Looking at three of IOG's fields and further to some analysis of the shareholders and brief history I thought I'd run some of the numbers as we have Blythe and Elgood producing first gas hopefully in early March.
Here are a few bullet points summarising each field (sourced primarily from corporate presentation 15th Dec)
Blythe
- platform successfully installed in Q2 -'21
- Max gas rate of 45.5 mmscf/d in Q3 -'21
- First gas expected a week after back gas
Elgood
- Max gas rate of 57.8 mmscf/d in Q3 - '21
- First gas expected a week after back gas
Southwark
- platform successfully installed in Q2 -'21
- development drilling started Q4 -'21
- Noble Hans Deul rig suspended drilling due to seabed conditions
- Optimal plan is to resume drilling 25th Feb to 12th Mar (4-6 wks from Operational update 25 Jan)
Phase 1 capex Field Development plan
- £305.5m
- Overspend 20% to 25% once Southwark completed
- 20% overspend would be FDP capex of £366.6m (extra £61.1m)
- 25% overspend would be FDP capex of £381.9m (extra £76.4m)
CalEnergy have a 50% share in these fields. When Blythe and Elgood go into production there is a max gas rate of 45.5 + 57.8 million standard cubic feet per day which would be 103.3 mmscf/d. I'm not sure what sort of production ratio we might get, but will run the numbers at 70% and 90% of 103.3
70% of Max gas rate
This would be 72.31 mmscf/d. Our share of this is 36.155 mmscf/d
Using this handy
tool to convert to therms that would be 371,814 therms per day
Daily revenue would therefore be 371,814 x £2.11 = £784,527
Assuming production starts 15th March that would leave 291 days
Revenue for 2022 (for the first two fields) would be 291 x £784,527 = £228m
To be on the safe side and planning for a diplomatic solution in Ukraine let's run that at 75% of the gas price i.e. £1.58 per therm. That would be £171m revenue for the year.
Based on the original planning case at £0.45 per therm that would be £48.7m in 2022
As such I think we're a little ahead of plan. No wonder the share price has risen from high teens to mid thirties.
90% of Max gas rate
This would be 92.97 mmscf/d. Our share of this is 46.48 mmscf/d
Using this handy
tool to convert to therms that would be 477,928 therms per day
Daily revenue would therefore be 477,928 x £2.11 = £1,008,428
Assuming production starts 15th March that would leave 291 days
Revenue for 2022 (for the first two fields) would be 291 x £1,008,428 = £293m
To be on the safe side and planning for a diplomatic solution in Ukraine let's run that at 75% of the gas price i.e. £1.58 per therm. That would be £220m revenue for the year.
Based on the original planning case at £0.45 per therm that would be £62.5m in 2022
Another way of looking at this is what's the delta between 45p per therm and 211p per therm?

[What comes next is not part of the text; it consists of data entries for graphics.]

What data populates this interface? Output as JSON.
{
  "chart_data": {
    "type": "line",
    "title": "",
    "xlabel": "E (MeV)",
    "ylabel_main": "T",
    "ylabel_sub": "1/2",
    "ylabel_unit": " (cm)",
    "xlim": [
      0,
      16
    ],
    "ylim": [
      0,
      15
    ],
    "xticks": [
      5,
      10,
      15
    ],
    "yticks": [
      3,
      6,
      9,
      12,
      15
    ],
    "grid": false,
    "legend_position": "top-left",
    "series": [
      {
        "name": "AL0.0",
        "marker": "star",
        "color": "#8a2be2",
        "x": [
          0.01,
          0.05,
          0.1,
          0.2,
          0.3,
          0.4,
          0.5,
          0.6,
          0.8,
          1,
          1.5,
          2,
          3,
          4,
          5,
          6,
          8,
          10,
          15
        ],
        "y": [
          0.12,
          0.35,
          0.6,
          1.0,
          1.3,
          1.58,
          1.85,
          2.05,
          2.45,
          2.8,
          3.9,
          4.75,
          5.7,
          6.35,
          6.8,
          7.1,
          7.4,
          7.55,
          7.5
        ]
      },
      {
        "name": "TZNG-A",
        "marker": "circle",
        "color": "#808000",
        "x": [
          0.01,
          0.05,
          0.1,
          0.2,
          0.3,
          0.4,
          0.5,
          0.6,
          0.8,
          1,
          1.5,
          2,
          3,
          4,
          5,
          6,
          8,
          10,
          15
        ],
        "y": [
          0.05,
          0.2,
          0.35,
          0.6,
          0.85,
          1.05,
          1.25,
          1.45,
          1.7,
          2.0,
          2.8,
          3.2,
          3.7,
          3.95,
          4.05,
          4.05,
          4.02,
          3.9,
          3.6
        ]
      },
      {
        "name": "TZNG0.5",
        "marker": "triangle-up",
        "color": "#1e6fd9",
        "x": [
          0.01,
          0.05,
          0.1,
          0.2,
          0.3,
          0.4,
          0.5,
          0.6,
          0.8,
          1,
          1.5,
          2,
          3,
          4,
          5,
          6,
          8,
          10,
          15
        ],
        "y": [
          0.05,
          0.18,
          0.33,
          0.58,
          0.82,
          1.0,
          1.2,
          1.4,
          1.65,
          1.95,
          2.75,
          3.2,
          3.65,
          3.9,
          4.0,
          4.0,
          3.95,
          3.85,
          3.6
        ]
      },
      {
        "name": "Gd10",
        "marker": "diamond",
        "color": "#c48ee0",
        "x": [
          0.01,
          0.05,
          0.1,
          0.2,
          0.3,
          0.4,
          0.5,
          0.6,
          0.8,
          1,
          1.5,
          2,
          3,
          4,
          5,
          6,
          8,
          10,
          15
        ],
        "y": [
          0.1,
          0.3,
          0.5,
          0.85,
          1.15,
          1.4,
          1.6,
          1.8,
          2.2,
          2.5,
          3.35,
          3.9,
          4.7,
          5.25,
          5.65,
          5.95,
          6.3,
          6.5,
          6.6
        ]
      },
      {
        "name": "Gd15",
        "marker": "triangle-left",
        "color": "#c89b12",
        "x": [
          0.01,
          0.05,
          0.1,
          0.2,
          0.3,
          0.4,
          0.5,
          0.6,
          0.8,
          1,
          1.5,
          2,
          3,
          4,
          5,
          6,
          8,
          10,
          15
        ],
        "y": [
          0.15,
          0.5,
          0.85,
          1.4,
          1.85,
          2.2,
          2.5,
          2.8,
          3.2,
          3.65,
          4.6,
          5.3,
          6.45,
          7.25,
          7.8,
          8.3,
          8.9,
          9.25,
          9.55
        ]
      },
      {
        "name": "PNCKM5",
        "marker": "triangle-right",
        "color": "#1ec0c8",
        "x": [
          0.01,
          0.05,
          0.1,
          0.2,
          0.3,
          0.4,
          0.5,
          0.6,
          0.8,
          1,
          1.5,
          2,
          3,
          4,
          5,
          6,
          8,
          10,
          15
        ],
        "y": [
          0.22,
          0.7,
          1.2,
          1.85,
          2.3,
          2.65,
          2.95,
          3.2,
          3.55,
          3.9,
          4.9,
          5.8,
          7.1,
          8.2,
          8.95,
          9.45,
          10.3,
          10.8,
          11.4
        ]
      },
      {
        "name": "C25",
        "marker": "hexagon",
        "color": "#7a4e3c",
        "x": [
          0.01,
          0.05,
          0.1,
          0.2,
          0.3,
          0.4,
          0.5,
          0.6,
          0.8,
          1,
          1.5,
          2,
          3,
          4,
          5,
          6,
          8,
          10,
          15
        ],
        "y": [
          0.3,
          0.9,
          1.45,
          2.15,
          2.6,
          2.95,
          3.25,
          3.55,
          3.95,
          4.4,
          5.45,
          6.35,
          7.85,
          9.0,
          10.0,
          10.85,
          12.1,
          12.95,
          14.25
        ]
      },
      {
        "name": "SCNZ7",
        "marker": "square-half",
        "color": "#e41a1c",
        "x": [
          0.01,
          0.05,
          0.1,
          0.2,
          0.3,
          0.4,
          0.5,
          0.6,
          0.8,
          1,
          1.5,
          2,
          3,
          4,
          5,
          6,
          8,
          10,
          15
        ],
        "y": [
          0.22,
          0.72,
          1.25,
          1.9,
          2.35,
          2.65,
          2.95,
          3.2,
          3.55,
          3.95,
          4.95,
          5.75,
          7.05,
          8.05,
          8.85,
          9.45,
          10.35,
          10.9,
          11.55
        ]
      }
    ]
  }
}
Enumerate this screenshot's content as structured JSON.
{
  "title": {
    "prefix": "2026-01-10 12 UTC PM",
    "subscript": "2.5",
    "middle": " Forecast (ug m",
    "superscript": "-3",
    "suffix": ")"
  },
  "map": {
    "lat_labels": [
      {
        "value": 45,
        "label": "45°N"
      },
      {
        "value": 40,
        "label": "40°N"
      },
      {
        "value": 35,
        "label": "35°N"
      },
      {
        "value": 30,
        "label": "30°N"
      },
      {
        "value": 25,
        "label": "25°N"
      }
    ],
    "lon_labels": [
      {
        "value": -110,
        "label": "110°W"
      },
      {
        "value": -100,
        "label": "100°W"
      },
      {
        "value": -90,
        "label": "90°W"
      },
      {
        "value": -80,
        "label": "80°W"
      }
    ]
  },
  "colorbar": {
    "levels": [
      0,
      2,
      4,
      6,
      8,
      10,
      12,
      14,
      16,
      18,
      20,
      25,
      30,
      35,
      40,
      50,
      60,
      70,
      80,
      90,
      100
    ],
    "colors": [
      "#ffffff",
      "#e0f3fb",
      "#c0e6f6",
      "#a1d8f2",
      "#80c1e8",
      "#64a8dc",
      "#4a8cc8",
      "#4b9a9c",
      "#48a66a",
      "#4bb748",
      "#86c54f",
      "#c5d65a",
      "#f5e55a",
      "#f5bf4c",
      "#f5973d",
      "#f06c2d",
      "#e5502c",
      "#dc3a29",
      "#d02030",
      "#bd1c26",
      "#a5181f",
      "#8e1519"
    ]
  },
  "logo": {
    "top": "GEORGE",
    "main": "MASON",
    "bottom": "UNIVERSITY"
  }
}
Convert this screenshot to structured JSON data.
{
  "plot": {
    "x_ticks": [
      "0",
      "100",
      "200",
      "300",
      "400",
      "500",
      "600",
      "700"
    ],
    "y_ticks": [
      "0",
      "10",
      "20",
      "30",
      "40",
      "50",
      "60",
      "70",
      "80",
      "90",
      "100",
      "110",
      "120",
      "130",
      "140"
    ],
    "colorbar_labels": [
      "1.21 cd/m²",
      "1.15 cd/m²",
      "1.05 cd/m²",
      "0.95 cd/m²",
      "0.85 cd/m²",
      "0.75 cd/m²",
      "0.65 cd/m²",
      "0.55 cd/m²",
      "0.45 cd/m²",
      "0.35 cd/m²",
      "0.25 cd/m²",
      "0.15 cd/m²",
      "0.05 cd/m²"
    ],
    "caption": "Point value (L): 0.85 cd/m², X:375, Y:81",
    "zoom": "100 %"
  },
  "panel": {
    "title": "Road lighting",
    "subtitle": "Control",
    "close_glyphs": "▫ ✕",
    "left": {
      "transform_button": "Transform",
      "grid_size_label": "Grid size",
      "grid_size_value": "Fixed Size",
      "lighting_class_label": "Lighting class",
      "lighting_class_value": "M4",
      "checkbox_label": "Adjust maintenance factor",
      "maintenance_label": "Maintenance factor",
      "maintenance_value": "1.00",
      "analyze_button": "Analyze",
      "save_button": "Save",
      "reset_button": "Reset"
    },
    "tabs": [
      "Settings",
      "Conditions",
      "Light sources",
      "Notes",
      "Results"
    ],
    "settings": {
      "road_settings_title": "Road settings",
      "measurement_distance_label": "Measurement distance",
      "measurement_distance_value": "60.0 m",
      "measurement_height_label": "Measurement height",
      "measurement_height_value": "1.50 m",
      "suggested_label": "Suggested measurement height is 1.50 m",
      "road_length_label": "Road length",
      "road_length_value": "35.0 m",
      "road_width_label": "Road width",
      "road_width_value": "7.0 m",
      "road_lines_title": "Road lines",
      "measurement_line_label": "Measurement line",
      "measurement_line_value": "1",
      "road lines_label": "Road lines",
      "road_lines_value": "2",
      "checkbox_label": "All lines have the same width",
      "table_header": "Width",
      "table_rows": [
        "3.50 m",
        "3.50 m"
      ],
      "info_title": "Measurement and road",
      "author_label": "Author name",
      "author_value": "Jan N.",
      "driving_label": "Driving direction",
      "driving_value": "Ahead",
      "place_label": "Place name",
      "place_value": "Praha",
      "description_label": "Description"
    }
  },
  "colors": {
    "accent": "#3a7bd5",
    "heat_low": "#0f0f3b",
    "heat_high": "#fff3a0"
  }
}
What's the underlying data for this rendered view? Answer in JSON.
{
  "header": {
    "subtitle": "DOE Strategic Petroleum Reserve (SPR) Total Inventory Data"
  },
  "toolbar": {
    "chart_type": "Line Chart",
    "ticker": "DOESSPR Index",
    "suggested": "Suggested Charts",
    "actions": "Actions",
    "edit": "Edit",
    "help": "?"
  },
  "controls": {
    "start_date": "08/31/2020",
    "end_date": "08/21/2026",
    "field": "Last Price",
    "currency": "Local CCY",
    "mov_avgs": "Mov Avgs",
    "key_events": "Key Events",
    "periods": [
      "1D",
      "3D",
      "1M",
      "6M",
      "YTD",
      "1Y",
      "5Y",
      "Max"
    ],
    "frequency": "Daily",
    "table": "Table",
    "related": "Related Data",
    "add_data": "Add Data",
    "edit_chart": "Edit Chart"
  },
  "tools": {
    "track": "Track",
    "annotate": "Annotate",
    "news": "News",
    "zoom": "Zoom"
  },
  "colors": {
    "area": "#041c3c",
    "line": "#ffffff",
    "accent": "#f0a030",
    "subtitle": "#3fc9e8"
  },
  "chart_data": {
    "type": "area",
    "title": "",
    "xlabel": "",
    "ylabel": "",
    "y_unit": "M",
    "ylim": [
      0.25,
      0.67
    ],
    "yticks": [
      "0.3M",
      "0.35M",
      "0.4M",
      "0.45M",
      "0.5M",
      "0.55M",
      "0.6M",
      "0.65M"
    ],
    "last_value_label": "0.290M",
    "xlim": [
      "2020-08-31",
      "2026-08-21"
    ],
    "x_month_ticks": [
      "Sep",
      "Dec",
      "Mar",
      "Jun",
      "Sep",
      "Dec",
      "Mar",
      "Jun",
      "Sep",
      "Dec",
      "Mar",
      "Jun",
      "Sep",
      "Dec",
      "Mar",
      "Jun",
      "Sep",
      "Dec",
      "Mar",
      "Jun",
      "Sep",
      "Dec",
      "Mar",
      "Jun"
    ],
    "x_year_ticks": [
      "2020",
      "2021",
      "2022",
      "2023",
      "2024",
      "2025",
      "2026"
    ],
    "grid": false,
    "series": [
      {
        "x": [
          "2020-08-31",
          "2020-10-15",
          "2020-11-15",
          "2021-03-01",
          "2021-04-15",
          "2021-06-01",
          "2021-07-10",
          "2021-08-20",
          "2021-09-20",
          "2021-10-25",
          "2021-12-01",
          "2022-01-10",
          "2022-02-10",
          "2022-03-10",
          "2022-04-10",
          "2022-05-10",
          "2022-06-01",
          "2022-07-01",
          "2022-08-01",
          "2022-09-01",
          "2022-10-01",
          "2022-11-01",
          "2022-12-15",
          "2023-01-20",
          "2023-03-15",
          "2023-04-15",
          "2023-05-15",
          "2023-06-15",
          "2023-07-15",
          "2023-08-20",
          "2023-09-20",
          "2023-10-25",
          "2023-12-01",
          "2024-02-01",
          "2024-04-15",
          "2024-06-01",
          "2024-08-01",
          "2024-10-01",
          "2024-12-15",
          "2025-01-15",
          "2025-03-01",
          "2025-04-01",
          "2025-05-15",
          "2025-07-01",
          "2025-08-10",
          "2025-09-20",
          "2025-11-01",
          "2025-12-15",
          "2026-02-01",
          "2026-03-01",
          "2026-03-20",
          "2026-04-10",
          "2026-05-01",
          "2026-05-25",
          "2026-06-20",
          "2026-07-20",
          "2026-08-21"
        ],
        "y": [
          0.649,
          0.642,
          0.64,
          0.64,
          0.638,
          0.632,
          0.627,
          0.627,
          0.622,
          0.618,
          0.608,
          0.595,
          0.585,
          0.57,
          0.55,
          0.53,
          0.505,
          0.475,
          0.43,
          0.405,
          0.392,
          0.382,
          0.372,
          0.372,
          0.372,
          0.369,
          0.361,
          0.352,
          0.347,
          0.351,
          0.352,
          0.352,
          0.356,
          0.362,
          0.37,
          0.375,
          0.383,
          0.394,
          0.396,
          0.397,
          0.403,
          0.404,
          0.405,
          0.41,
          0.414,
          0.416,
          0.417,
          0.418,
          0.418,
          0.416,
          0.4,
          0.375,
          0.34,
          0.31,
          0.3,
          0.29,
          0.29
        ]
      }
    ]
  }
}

At 70% these 166p per therm equate to an additional £617k per day
At 90% these 166p per therm equate to an additional £793k per day
As such the overspend in the FDP of up to £76.4m would equate to 124 days of the lower production or 96 days of the higher production rate. In a project of this scale and number of years, it looks to me like we made the right decision to spend spend spend and get into production. Whilst of course we'd all prefer to have spent less than the original budget. Engineers eh! (I hope I haven't just alienated half of my audience)
I own shares in IOG, please don't take this as investment advice. IOG has a marcap of £179m as of 23rd Feb.